Dans l'hypothèse où la découverte du recel est antérieure à la déclaration de succession et que les biens ou valeurs divertis ont été omis, les parties ont alors commis une omission parfaitement caractérisée (en ce sens, Maguero, Traité alphabétique des droits d'enregistrement, de timbre et d'hypothèque, v. Recel, n° 22). Les pénalités de l'article 1729 du CGI (N° Lexbase : L4733ICB) sont, alors, applicables. Le recouvrement de ces pénalités est assuré et suivi, conformément aux dispositions de l'article 1736 du CGI (N° Lexbase : L5775IEM), contre tous les débiteurs tenus du principal des impôts ou déclarés solidaires par le même code pour le paiement des pénalités.

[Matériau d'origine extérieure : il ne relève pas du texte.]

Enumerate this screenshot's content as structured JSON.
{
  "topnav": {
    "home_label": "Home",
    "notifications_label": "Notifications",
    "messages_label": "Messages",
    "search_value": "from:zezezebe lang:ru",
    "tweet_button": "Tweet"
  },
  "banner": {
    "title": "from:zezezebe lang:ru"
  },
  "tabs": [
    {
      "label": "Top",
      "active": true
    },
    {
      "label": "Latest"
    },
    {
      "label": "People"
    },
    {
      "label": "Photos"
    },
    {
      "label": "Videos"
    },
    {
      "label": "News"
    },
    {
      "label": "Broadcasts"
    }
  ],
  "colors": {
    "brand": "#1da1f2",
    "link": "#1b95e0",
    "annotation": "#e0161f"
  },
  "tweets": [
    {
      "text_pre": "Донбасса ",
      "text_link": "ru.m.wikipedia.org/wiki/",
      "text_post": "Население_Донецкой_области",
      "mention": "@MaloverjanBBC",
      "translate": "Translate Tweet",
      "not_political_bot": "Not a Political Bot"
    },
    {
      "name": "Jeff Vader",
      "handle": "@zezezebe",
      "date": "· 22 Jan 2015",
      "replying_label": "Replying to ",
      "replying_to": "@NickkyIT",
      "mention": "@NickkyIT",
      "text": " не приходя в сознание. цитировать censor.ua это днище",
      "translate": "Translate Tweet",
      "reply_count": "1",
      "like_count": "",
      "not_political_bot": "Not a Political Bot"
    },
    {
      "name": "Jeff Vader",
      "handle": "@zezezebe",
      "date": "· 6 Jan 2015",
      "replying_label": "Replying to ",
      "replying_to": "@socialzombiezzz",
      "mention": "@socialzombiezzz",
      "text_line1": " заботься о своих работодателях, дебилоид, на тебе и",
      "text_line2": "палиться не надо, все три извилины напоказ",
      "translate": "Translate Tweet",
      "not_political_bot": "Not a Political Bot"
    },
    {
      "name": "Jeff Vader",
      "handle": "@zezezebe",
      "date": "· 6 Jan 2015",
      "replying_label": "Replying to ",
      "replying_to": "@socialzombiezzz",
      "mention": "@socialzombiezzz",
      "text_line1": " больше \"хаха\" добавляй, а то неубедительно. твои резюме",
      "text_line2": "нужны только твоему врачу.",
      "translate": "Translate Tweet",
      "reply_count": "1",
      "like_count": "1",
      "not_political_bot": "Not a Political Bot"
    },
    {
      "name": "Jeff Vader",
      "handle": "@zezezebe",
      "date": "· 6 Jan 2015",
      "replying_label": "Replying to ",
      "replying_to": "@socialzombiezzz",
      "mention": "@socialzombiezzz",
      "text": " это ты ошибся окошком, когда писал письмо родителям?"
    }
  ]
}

II - Impôt sur le revenu et déductibilité des pensions et prestations compensatoires versées sous forme d'avantage en nature : CAA Paris, 5ème ch., 18 février 2010, n° 08PA04916, mentionné aux tables du recueil Lebon (N° Lexbase : A0179ETS)

Le juge considère que la mise à disposition d'un bien au profit de l'ex-épouse, mise à disposition assortie de conditions spécifiques en cas de déménagement ou de remariage, constitue une prestation compensatoire sous forme de rente et non sous forme de capital. Le débiteur est donc en droit de la déduire de son revenu imposable.

Prestation compensatoire : rente ou capital ?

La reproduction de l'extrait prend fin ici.